Please keep me updated on what you end up doing... look into gigabit,
it's come down in price a lot... hell they had a whole section (half an
isle) dedicated to it at my local compUSA... a year ago you would never
find it retail.

-----Original Message-----
From: mythtv-users-bounces at snowman.net
[mailto:mythtv-users-bounces at snowman.net] On Behalf Of Max
Sent: Sunday, June 22, 2003 4:57 PM
To: MythTV Users List
Subject: [mythtv-users] Diskless backend?

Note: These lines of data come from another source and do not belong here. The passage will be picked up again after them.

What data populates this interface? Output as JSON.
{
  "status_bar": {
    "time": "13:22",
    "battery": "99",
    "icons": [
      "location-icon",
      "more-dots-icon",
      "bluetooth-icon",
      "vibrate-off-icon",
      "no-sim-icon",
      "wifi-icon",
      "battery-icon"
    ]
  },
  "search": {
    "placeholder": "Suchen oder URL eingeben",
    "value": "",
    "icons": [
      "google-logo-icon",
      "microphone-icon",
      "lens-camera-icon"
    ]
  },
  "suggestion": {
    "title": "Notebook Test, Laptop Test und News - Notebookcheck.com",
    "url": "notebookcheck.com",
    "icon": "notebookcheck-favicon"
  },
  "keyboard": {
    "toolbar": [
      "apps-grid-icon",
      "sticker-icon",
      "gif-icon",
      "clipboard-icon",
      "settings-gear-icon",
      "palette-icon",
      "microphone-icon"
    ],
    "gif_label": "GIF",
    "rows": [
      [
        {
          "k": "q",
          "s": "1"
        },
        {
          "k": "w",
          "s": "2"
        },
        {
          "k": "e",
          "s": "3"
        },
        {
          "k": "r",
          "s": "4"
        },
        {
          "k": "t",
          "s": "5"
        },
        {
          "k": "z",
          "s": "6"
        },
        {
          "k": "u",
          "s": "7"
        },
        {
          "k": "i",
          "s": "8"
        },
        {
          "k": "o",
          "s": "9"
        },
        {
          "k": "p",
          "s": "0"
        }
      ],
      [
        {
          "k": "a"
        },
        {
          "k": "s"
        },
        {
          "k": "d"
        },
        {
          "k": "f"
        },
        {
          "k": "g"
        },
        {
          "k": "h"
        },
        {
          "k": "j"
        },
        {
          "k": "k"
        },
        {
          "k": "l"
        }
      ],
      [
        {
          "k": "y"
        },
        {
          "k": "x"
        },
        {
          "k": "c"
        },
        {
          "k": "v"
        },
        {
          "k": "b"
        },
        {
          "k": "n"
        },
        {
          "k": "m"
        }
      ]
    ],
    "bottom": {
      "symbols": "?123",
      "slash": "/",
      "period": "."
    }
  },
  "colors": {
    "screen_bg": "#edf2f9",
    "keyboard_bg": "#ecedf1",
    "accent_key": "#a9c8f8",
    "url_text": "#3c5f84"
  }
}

I've been pondering going diskless on front AND backend (store all data
on NAS). The frontend is easy and I am sure plenty of people are doing
it, however I am wondering how practical is it on the backend. At around
4GB per hour with higher quality, it works out to be about 8Mbits/s
worth of raw data. Add overhead and all and double for playback, this
will clearly not work with 10baseT and wireless, but theoretically
should not be an issue on a "no-collision-domain" 100Mbit (I think the
figures I seem to recall is about 40Mb/s sustained data transfer on
100Mbit copper, a bit more on fiber. Plus I am wondering if NFS can even
handle this sort of the data without severe load increase on the server
and client. 
 
... or I could be overly paranoid and it may work just fine.
 
Anyone played with this sort of a setup? Any experiences?